On the heels of Attorney General Mike Cox’s controversial awarding of foreclosure settlement money to two Grand Rapids-area park improvement projects, Michigan Democratic Party Chairman Mark Brewer announced today that he wants to find out how Cox has awarded other settlement funds in the past.
Brewer made the announcement this morning that he would use the Freedom of Information Act to investigate Cox’s dolling of settlement funds since 2003, when he became attorney general, according to The Grand Rapids Press.
The Brewer announcement re-ignites the controversy over how the settlements were initially intended to be distributed, which caused a row with local officials who said the money should have been used to help people facing foreclosure instead of on parks improvements, especially one being championed by a top Kent County Republican donor. Cox later stated that he would donate the $250,000 he originally set aside for city-owned Crescent Park and Kent County’s Millennium Park to the West Michigan United Way.

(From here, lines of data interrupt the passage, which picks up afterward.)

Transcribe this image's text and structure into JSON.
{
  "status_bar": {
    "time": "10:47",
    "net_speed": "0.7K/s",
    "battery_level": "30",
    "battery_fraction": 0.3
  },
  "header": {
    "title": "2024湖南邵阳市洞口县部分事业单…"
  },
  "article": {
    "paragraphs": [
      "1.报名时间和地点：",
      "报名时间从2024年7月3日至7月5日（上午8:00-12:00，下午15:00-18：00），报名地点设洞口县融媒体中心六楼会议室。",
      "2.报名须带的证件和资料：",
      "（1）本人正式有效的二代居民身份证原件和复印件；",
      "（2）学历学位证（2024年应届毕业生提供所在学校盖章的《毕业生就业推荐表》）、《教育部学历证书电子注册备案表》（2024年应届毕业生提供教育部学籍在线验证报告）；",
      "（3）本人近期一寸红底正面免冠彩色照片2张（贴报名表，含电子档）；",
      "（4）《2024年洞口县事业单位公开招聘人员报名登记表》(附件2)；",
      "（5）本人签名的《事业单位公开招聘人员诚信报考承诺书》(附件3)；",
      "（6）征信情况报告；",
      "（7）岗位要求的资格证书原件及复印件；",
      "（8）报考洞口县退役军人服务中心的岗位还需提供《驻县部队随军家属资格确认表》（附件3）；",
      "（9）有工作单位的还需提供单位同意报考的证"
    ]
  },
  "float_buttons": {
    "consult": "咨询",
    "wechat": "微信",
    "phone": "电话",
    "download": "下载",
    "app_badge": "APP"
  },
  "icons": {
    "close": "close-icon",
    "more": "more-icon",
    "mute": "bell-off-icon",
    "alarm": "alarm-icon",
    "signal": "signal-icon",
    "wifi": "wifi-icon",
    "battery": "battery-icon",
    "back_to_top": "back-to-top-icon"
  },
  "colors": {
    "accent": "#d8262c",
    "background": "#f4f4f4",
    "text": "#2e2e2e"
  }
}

The parks money had been planned in addition to $250,000 Cox set aside for Grand Rapids officials to dole out for local foreclosure relief, including money for the Grand Rapids Urban League and Inner City Christian Federation, among other organizations. In all, 3,700 state residents who were foreclosed upon by Countrywide will get $1,800 each, according to the settlement, which totaled $9.9 million. Last month Cox announced that the United Way in Detroit would receive $1.2 million, while the city of Detroit and the Focus: HOPE social service organization would receive $250,000 each.
Cox, widely expected to make a bid for the GOP nomination for governor, said he will make an official announcement sometime this summer.